9.8. Gender/Plural. Whenever such wording may appear in this Agreement, words in the singular shall mean and include the plural and vice versa and words in the feminine shall mean and include the masculine and vice versa.
10. Governing law and Jurisdiction; Disputes and Arbitration dispute
10.1. Unless otherwise required by applicable Data Protection Laws, this Agreement shall be governed in accordance with the laws of the State of Florida without regard to its conflicts of laws principles. Any action arising out of or relating to this Agreement shall be filed only in the state or federal courts located in the County of Broward in the State of Florida. You consent and submit to the exclusive personal jurisdiction of such courts for the purpose of litigating any such action.
10.2. Any dispute, controversy, proceeding, or claim arising out of or in connection with or relating to this Agreement shall be resolved by binding confidential arbitration by JAMS pursuant to its Optional Expedited Arbitration Procedures then in effect for JAMS. The arbitration will be conducted in Broward County, Florida, unless Creator and Tourism Academy, Inc. agree otherwise. Any judgment on the award rendered by the arbitrator may be entered in any court of competent jurisdiction.

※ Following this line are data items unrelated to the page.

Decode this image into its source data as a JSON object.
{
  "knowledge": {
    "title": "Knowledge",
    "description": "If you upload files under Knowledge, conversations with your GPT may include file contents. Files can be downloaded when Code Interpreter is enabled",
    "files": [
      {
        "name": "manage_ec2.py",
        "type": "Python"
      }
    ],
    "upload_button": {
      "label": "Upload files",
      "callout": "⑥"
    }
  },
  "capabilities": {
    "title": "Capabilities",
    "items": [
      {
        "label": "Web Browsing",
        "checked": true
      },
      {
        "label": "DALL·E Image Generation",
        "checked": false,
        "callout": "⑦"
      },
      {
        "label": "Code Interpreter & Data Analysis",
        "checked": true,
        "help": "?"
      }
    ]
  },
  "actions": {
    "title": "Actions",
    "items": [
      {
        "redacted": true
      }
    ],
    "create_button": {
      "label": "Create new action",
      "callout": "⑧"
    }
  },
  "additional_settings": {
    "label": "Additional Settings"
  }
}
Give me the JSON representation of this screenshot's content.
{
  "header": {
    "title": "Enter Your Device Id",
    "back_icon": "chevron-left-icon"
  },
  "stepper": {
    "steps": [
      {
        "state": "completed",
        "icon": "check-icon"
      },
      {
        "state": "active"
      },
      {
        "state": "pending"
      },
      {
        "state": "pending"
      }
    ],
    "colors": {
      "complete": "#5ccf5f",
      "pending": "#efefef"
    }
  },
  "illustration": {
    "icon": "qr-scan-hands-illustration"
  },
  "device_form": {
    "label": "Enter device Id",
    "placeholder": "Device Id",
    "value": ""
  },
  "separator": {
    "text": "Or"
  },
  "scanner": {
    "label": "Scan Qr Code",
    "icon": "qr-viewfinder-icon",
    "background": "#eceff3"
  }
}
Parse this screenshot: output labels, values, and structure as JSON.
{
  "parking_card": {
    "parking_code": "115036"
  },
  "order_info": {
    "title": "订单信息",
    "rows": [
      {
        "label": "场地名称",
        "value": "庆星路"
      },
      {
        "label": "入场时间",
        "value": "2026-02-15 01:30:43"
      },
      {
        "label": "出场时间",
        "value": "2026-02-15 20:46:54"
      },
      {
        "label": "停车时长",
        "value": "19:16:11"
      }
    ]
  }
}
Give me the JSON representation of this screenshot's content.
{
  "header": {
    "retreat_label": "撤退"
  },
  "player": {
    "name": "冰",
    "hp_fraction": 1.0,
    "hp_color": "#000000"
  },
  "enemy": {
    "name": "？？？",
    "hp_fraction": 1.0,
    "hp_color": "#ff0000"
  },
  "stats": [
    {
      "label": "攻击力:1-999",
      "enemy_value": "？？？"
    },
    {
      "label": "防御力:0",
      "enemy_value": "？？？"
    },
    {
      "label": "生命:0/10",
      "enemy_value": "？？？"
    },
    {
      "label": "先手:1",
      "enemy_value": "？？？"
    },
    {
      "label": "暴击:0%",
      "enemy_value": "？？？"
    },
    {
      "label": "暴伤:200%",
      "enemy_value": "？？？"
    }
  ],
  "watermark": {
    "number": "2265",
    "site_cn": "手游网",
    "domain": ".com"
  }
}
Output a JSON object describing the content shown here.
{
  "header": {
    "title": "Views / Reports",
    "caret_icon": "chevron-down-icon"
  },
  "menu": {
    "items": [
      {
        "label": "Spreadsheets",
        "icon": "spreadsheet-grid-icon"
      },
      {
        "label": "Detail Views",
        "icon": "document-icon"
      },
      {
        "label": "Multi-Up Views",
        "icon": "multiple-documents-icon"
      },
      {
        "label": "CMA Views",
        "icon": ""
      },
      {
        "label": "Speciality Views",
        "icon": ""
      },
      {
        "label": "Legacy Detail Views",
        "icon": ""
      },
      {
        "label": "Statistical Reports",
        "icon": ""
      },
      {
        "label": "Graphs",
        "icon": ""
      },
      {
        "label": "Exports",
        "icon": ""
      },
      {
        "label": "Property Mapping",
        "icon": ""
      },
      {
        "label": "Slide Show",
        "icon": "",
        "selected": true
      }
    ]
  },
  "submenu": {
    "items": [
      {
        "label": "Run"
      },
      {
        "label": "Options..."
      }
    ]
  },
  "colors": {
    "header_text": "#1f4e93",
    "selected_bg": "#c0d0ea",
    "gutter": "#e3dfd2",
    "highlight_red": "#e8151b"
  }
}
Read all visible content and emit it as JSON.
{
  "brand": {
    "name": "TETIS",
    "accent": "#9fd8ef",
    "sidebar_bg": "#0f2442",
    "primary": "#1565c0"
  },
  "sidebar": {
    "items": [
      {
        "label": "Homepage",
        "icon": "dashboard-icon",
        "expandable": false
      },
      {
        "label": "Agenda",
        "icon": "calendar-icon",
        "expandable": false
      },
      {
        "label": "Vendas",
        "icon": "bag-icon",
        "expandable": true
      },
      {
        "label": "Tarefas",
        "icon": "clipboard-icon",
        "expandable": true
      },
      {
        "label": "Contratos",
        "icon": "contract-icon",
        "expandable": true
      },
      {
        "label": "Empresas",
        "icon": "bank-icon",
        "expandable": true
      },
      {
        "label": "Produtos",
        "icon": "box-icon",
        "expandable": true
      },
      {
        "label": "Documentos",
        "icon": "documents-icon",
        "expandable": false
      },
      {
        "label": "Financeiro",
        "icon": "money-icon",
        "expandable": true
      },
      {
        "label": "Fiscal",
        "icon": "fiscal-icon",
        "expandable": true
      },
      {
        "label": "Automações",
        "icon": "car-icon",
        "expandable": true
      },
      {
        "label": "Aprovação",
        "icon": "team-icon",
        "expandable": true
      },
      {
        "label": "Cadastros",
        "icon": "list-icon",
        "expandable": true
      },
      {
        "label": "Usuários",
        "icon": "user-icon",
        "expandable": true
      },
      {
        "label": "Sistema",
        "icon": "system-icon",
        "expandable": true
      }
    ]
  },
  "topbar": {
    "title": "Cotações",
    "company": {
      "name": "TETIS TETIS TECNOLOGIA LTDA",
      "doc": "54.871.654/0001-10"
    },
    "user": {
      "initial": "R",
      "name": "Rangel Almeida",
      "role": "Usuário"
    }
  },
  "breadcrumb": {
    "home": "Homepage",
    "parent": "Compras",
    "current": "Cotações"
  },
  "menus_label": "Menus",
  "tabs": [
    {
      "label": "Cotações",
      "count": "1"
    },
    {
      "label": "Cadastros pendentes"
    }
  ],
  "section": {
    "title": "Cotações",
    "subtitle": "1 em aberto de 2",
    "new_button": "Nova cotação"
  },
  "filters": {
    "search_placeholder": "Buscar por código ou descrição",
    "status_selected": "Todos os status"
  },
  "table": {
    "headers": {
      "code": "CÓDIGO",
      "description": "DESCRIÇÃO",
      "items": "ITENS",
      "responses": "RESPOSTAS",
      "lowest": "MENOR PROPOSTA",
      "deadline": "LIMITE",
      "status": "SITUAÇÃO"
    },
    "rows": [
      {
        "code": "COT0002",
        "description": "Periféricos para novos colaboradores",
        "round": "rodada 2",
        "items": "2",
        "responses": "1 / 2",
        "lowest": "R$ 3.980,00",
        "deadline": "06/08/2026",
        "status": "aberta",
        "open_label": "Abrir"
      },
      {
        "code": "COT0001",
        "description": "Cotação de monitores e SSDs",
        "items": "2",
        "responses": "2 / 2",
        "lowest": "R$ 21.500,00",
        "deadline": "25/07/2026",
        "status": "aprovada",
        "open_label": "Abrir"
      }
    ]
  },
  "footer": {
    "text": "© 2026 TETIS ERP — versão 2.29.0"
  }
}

Schedule A: Details of Processing
The Tourism Academy’s Processing of Creator Data under this Agreement shall be in accordance with this Schedule A.
1.Subject matter of Processing: Creator Data, as defined in this Agreement.
2.Duration of the Processing: Tourism Academy, Inc. will store Creator Data in accordance with Section 3.6 of this Agreement (Term and Termination)
3.Nature and Purpose of the Processing: Tourism Academy, Inc. provides an open online content creation platform and additional services and tools to allow Creators to offer courses and other services to their Students. Creators may upload, submit, or otherwise provide Creator Content to the Tourism Academy, Inc. Platform in connection with their use of Tourism Academy, Inc. Services.
4.Data Subjects and Categories of Personal Data
A Creator may upload, submit, or otherwise provide certain personal data to the Platform, the extent of which is typically determined and controlled by the Creator, in its sole discretion. The type of data subjects and categories of personal data included will depend on the nature of the Creator Content, and may include personal data about the Creator and/or third parties, such as biographical and contact information.
Schedule B: Security Measures
The Security Measures applicable to the Tourism Academy, Inc. Platform are described here (as updated from time to time in accordance with Section 5.1 of this Agreement).
Schedule C: Jurisdiction-Specific Terms
The definitions of: “controller” includes “Business”; “Sub-Processor” includes “Service Provider”; “data subject” includes “Consumer”; “personal data” includes “Personal Information”; in each case as defined under the California Consumer Privacy Act (“CCPA“).
The Tourism Academy’s obligations regarding data subject requests, as described in Section 4 of this Agreement, apply to Consumers’ rights under the CCPA.
For this “California” section of Schedule C only, Creator’s documented instructions shall include, in addition to the purposes set out in Section 2.2, processing of Creator Data as may be permitted for “service providers” under CCPA.